The publishing industry is in a state of change, shock, and reformation. The Internet has only begun to change the nature of this print industry. Google has cornered the advertising market.
So how does all this affect you, the library user who loves to read magazines? "Out of Vogue," an article on the magazine industry in the September 29, 2007 issue of The Economist, has a clue. The article reports that "although healthier than newspapers, consumer magazines have problems" (p. 72-73).
The magazine industry simply can no longer survive as a purely print service. Consumers and readers are looking for a full-range of media services that include the printed word, visual, streaming media, interactivity, shopping opportunities, and cross-linkages with relevant but separate media.
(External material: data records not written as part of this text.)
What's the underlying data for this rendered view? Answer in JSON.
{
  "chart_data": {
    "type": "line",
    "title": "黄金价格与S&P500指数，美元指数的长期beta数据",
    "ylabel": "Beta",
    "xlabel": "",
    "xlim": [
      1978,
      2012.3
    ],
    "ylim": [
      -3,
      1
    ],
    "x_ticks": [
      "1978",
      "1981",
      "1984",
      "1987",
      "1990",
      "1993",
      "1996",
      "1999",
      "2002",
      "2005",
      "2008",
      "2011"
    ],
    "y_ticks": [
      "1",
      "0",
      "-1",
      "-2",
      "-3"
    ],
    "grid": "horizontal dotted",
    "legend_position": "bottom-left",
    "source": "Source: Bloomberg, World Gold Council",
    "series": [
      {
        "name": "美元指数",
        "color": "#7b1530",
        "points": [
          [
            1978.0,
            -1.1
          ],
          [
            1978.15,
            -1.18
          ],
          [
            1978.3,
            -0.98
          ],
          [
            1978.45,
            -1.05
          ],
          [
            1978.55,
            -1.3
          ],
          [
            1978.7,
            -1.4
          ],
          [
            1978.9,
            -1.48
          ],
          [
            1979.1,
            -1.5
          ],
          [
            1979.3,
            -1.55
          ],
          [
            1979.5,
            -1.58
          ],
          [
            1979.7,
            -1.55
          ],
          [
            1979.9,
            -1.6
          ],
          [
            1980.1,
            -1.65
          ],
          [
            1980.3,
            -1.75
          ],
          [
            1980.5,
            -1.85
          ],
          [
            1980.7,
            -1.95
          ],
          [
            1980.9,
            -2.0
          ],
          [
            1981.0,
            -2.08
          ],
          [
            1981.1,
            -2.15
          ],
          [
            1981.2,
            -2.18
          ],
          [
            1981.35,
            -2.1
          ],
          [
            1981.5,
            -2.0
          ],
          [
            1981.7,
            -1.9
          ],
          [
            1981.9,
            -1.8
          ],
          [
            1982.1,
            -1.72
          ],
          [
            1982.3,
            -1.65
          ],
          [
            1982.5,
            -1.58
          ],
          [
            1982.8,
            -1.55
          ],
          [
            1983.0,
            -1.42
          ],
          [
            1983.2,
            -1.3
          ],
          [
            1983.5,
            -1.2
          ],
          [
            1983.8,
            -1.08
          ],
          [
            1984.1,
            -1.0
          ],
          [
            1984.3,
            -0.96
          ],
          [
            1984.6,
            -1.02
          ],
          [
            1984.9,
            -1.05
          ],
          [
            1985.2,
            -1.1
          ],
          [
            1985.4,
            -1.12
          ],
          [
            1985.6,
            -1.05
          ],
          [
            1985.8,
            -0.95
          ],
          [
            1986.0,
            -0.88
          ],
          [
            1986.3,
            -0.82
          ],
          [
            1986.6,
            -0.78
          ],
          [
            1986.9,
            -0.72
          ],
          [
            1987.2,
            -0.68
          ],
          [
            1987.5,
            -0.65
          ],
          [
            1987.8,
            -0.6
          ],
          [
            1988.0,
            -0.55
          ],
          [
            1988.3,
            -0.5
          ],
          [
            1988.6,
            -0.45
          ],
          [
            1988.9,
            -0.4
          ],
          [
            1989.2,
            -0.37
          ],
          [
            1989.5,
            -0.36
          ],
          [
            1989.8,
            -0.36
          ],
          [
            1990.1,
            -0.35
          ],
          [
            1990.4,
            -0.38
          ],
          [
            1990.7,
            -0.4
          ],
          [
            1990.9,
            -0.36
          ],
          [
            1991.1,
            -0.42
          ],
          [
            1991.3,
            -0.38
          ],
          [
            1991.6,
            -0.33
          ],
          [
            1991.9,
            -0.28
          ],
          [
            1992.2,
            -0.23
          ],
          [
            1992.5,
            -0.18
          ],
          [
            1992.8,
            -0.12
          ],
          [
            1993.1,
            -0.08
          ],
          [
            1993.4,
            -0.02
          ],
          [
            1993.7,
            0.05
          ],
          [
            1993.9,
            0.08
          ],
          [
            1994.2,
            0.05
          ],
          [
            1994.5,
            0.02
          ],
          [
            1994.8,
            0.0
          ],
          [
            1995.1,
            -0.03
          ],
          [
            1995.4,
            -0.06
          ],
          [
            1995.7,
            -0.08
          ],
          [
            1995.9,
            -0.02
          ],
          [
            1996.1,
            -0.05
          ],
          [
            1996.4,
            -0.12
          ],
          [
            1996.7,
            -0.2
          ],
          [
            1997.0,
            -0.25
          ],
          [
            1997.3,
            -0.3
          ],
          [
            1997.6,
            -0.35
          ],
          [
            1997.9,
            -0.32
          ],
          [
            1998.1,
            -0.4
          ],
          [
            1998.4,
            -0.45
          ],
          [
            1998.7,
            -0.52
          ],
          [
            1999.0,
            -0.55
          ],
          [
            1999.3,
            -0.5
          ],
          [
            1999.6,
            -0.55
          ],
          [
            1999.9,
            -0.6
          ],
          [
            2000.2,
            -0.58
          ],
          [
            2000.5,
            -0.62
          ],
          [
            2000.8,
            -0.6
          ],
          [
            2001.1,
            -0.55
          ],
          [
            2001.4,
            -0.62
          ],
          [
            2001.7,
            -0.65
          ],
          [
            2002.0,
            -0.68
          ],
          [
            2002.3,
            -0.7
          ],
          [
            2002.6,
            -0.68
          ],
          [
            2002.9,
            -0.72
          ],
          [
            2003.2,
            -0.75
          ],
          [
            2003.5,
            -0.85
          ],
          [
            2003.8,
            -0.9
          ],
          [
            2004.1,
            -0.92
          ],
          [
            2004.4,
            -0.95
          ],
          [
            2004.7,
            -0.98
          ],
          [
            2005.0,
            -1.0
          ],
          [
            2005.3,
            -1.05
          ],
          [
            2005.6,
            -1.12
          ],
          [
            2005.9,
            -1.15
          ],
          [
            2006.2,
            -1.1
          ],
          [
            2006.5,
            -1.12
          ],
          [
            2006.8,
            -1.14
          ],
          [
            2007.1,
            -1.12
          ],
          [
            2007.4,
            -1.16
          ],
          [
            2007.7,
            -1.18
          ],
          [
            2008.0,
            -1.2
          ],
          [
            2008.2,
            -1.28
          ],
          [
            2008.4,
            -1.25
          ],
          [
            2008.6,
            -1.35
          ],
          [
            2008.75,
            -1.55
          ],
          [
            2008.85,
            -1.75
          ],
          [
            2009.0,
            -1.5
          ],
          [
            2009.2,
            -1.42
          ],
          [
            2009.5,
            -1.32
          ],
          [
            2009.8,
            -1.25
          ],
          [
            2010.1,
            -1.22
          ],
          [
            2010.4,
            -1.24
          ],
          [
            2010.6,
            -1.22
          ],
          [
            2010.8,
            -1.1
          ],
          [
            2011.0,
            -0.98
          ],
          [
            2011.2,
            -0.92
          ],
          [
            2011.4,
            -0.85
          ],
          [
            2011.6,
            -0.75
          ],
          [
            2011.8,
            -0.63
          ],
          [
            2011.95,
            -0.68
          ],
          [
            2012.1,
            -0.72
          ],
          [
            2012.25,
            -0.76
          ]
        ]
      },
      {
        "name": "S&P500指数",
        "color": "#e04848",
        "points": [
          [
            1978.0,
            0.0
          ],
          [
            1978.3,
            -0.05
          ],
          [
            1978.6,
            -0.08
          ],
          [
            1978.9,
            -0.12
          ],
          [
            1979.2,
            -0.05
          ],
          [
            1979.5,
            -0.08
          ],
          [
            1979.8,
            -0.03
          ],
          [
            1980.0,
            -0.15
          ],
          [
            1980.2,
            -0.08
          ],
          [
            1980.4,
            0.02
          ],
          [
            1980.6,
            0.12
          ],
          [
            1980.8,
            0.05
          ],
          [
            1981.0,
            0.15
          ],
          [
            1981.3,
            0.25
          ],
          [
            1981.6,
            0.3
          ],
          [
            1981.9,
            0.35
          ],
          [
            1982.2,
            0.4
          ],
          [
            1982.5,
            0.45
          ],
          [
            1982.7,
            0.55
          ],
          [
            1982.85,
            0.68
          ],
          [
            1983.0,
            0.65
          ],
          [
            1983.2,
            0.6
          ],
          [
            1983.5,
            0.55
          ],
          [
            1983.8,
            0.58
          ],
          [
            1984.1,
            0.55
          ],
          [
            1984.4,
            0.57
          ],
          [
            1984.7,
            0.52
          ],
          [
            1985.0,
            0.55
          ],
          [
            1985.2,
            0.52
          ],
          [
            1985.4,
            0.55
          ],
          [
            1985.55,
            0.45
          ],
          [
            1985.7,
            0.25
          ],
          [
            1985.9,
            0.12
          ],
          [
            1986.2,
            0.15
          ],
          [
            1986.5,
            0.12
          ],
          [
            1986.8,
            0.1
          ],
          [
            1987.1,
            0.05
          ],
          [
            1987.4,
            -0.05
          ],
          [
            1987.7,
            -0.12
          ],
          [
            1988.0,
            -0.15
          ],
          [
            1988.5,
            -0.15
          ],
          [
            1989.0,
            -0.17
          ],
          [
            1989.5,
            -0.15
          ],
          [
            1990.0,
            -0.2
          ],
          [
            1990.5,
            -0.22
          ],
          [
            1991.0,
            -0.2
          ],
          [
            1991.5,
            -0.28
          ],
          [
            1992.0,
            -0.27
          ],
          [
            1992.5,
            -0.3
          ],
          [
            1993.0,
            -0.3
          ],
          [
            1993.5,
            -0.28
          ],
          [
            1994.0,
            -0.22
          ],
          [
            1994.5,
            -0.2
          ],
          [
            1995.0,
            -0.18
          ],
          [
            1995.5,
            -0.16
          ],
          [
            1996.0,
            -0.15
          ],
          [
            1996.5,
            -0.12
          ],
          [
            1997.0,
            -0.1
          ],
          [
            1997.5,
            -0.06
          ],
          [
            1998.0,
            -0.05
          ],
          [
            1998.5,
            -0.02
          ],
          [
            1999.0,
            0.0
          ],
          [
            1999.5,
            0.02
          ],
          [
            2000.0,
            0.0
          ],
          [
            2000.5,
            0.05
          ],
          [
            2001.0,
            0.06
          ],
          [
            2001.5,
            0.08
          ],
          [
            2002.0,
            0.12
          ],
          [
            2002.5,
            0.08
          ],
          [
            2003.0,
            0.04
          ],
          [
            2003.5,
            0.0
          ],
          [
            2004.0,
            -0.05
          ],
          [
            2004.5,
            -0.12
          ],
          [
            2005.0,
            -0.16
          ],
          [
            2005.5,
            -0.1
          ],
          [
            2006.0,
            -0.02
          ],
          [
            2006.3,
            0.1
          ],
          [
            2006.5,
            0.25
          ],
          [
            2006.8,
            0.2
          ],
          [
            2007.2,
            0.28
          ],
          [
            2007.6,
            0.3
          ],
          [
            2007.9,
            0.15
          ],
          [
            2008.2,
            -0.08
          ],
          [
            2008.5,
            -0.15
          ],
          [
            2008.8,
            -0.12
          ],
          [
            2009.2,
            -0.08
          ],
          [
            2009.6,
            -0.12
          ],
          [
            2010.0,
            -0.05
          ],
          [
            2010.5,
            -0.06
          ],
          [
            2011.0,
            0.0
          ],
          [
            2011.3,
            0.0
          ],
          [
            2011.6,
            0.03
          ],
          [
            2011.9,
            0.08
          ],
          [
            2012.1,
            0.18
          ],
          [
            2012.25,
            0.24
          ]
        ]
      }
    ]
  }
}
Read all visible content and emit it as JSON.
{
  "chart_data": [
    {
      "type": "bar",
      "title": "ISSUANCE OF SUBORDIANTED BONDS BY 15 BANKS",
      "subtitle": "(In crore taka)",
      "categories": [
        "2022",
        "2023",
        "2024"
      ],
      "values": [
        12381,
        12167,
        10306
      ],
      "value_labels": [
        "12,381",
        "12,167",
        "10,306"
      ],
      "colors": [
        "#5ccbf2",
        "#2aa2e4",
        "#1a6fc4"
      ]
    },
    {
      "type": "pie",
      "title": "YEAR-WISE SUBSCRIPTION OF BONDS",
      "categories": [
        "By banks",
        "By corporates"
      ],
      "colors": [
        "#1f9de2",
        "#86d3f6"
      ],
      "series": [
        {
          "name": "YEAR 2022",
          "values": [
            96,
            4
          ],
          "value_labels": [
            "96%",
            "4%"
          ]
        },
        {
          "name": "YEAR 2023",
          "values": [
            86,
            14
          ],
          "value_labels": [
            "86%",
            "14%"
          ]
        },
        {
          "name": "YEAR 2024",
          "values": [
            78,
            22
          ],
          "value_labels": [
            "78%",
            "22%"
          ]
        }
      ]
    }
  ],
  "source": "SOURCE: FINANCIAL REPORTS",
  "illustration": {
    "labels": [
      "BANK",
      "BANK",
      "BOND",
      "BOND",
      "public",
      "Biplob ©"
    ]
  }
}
Here is an excerpt from the article - which can be found in both our print archive and magazine database resources. You will need a San Francisco Public Library card to get into the databases from outside the library.
"On the advertising side, magazines are faring much better than newspapers, which are losing big chunks of revenue as classified advertising shifts online. Advertisers like the fact that in many genres, such as fashion, readers accept and value magazine ads and even consider them part of the product.
Unfortunately, magazine publishers have been slow to get onto the internet. 'Eighteen months ago the internet was something they worried about after 4pm on Friday,' says Peter Kreisky, a consultant to the media industry, 'but now it's at the heart of their business model.' Meredith, a magazine publisher from the mid-west of America with old-fashioned brands such as Better Homes and Gardens, recently held an internet 'boot-camp' for its executives to teach them internet basics.
To their credit, big magazine firms are doing far more than replicating their print products online. Whereas newspapers have concentrated on transferring print journalism to the internet, magazines offer people useful, fun services online--Lagardère's Car and Driver website, for instance, offers virtual test drives, and Better Homes and Gardens online has a 3D planning tool to help people redesign their homes."